Since the pandemic began in the U.S. in March 2020, there have been about 968,000 deaths and 80 million confirmed cases. Nearly 60% of the deaths have occurred since January 2021, when Biden became President.
In the future, perhaps there will be few major outbreaks of the virus. Perhaps COVID will be an annual, recurring virus, but causing a far lower level of cases, hospitalizations and deaths, similar to the flu.

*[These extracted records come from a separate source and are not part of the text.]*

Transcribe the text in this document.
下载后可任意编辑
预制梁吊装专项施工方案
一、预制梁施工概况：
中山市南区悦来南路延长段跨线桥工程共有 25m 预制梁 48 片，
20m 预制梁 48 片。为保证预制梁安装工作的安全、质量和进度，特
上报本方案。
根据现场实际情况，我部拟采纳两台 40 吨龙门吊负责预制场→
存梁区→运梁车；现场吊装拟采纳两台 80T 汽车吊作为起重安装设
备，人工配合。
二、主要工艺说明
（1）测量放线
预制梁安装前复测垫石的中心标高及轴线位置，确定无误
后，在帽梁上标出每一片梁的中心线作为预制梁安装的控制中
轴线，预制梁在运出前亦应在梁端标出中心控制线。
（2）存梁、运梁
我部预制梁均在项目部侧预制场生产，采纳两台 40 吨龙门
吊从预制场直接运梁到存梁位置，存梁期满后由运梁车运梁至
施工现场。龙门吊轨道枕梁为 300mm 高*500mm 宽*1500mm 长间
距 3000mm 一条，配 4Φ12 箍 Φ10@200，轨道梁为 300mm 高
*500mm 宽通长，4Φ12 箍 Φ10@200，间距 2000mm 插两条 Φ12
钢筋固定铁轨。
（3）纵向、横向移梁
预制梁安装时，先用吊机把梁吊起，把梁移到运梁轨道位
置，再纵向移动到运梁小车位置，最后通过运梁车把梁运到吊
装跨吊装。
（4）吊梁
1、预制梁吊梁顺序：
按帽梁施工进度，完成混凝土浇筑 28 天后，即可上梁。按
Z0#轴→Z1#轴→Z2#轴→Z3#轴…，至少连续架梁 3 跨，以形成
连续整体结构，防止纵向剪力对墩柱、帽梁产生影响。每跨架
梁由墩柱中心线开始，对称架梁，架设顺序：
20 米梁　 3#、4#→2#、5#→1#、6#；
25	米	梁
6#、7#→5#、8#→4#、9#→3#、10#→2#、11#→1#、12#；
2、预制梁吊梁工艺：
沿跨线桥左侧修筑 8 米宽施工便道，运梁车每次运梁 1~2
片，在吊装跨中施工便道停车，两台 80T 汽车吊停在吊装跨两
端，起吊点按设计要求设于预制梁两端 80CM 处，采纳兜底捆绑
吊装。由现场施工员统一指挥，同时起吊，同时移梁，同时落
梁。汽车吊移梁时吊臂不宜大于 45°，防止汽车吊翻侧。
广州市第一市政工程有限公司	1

Not surprisingly, Republicans have been attacking Biden for “hurting the economy” as a result both the damage caused by the virus and his mask and vaccination mandates, aimed at preventing the spread of the virus. The Republicans have also stalled the Democrat Administration’s request for additional funding to tackle COVID-19, demanding an accounting for the trillions of dollars already spent. These are the challenges that Jha faces as he seeks to tackle COVID.
Jha has had experience dealing with such issues. From 2009 to 2013, under President Obama, he served in a number of roles at the federal government level, including as special assistant to the Secretary of the Department of Veterans Affairs. In the statement released by Brown, Jha noted that, “I am honored to accept President Biden’s invitation to serve.”